What changed
FATF updated its public statement and compliance document on October 19, 2012, and February 22, 2013, regarding high-risk and non-cooperative jurisdictions. RBI now requires UCBs to factor these updates into their AML/CFT risk assessments.
What it means for you
UCBs must stay current with FATF's evolving list of jurisdictions with AML/CFT deficiencies to manage correspondent banking and cross-border risks. The circular does not prohibit legitimate transactions but expects enhanced due diligence where needed. Principal Officers must confirm receipt to the regional RBI office.
What you must do
- Review FATF statements from October 2012 and February 2013 for updated high-risk jurisdictions.

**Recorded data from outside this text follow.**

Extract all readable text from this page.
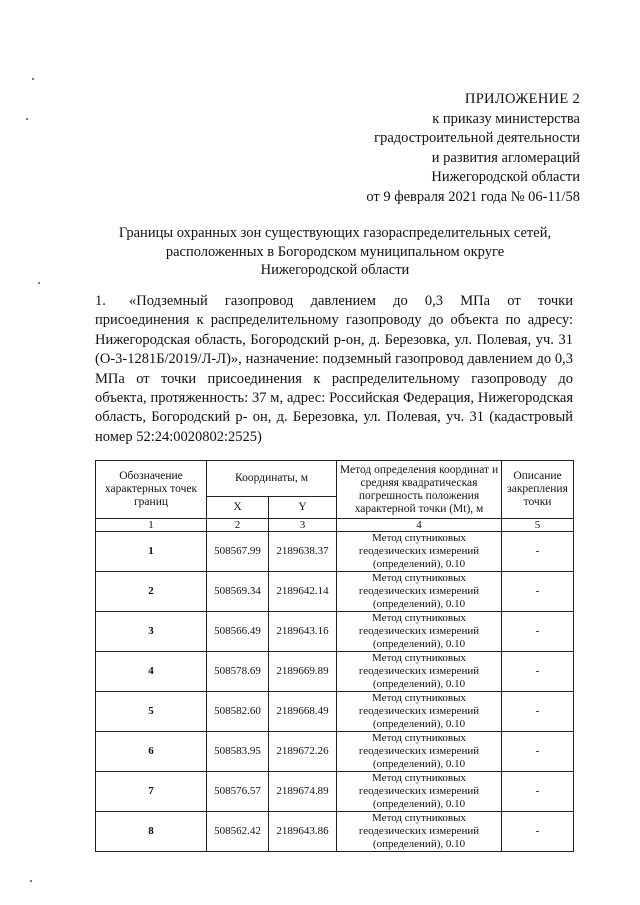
ПРИЛОЖЕНИЕ 2
к приказу министерства
градостроительной деятельности
и развития агломераций
Нижегородской области
от 9 февраля 2021 года № 06-11/58
Границы охранных зон существующих газораспределительных сетей,
расположенных в Богородском муниципальном округе
Нижегородской области
1. «Подземный газопровод давлением до 0,3 МПа от точки присоединения к распределительному газопроводу до объекта по адресу: Нижегородская область, Богородский р-он, д. Березовка, ул. Полевая, уч. 31 (О-3-1281Б/2019/Л-Л)», назначение: подземный газопровод давлением до 0,3 МПа от точки присоединения к распределительному газопроводу до объекта, протяженность: 37 м, адрес: Российская Федерация, Нижегородская область, Богородский р- он, д. Березовка, ул. Полевая, уч. 31 (кадастровый номер 52:24:0020802:2525)
Обозначение характерных точек границ	Координаты, м		Метод определения координат и средняя квадратическая погрешность положения характерной точки (Mt), м	Описание закрепления точки
	X	Y		
1	2	3	4	5
1	508567.99	2189638.37	Метод спутниковых геодезических измерений (определений), 0.10	-
2	508569.34	2189642.14	Метод спутниковых геодезических измерений (определений), 0.10	-
3	508566.49	2189643.16	Метод спутниковых геодезических измерений (определений), 0.10	-
4	508578.69	2189669.89	Метод спутниковых геодезических измерений (определений), 0.10	-
5	508582.60	2189668.49	Метод спутниковых геодезических измерений (определений), 0.10	-
6	508583.95	2189672.26	Метод спутниковых геодезических измерений (определений), 0.10	-
7	508576.57	2189674.89	Метод спутниковых геодезических измерений (определений), 0.10	-
8	508562.42	2189643.86	Метод спутниковых геодезических измерений (определений), 0.10	-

- Update internal AML/CFT policies and risk assessments based on FATF's latest findings.
- Ensure Principal Officer acknowledges receipt of this circular to the concerned RBI Regional Office.

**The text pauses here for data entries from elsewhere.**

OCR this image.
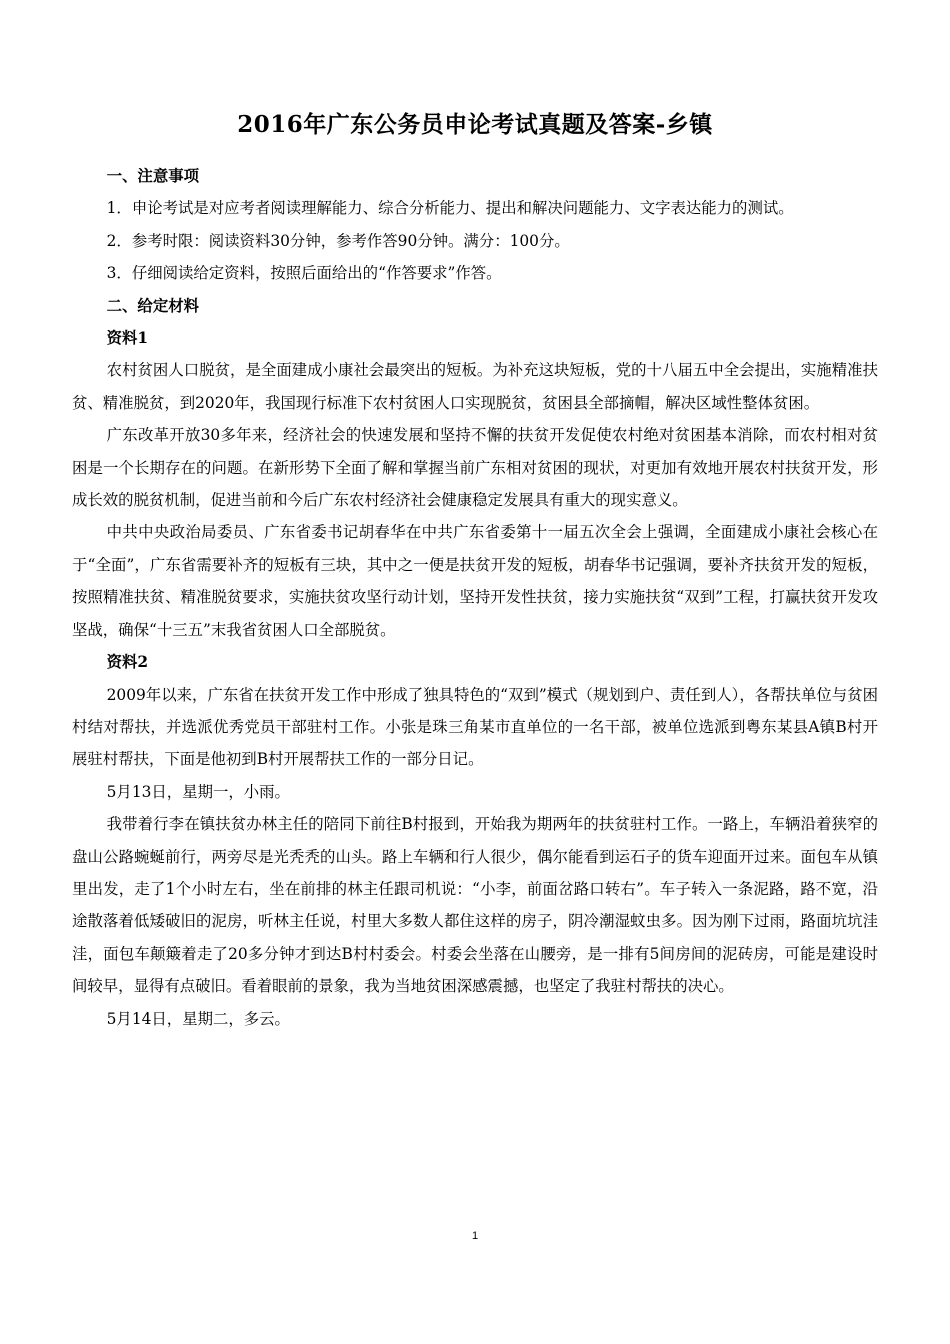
2016年广东公务员申论考试真题及答案-乡镇

一、注意事项

1．申论考试是对应考者阅读理解能力、综合分析能力、提出和解决问题能力、文字表达能力的测试。

2．参考时限：阅读资料30分钟，参考作答90分钟。满分：100分。

3．仔细阅读给定资料，按照后面给出的“作答要求”作答。

二、给定材料

资料1

农村贫困人口脱贫，是全面建成小康社会最突出的短板。为补充这块短板，党的十八届五中全会提出，实施精准扶贫、精准脱贫，到2020年，我国现行标准下农村贫困人口实现脱贫，贫困县全部摘帽，解决区域性整体贫困。

广东改革开放30多年来，经济社会的快速发展和坚持不懈的扶贫开发促使农村绝对贫困基本消除，而农村相对贫困是一个长期存在的问题。在新形势下全面了解和掌握当前广东相对贫困的现状，对更加有效地开展农村扶贫开发，形成长效的脱贫机制，促进当前和今后广东农村经济社会健康稳定发展具有重大的现实意义。

中共中央政治局委员、广东省委书记胡春华在中共广东省委第十一届五次全会上强调，全面建成小康社会核心在于“全面”，广东省需要补齐的短板有三块，其中之一便是扶贫开发的短板，胡春华书记强调，要补齐扶贫开发的短板，按照精准扶贫、精准脱贫要求，实施扶贫攻坚行动计划，坚持开发性扶贫，接力实施扶贫“双到”工程，打赢扶贫开发攻坚战，确保“十三五”末我省贫困人口全部脱贫。

资料2

2009年以来，广东省在扶贫开发工作中形成了独具特色的“双到”模式（规划到户、责任到人），各帮扶单位与贫困村结对帮扶，并选派优秀党员干部驻村工作。小张是珠三角某市直单位的一名干部，被单位选派到粤东某县A镇B村开展驻村帮扶，下面是他初到B村开展帮扶工作的一部分日记。

5月13日，星期一，小雨。

我带着行李在镇扶贫办林主任的陪同下前往B村报到，开始我为期两年的扶贫驻村工作。一路上，车辆沿着狭窄的盘山公路蜿蜒前行，两旁尽是光秃秃的山头。路上车辆和行人很少，偶尔能看到运石子的货车迎面开过来。面包车从镇里出发，走了1个小时左右，坐在前排的林主任跟司机说：“小李，前面岔路口转右”。车子转入一条泥路，路不宽，沿途散落着低矮破旧的泥房，听林主任说，村里大多数人都住这样的房子，阴冷潮湿蚊虫多。因为刚下过雨，路面坑坑洼洼，面包车颠簸着走了20多分钟才到达B村村委会。村委会坐落在山腰旁，是一排有5间房间的泥砖房，可能是建设时间较早，显得有点破旧。看着眼前的景象，我为当地贫困深感震撼，也坚定了我驻村帮扶的决心。

5月14日，星期二，多云。

1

- Do not restrict legitimate trade and business with listed countries; apply risk-based measures instead.
Who it affects
All AD Category I Primary (Urban) Co-operative Banks, Principal Officers of UCBs, AML/CFT compliance teams at UCBs
Does this circular ban transactions with FATF-listed jurisdictions?
No. The circular explicitly states it does not preclude UCBs from legitimate trade and business with those countries. Banks should apply risk-based due diligence, not a blanket ban.
What must the Principal Officer do after receiving this circular?
The Principal Officer must acknowledge receipt of this circular to the relevant RBI Regional Office, as per paragraph 4 of the circular.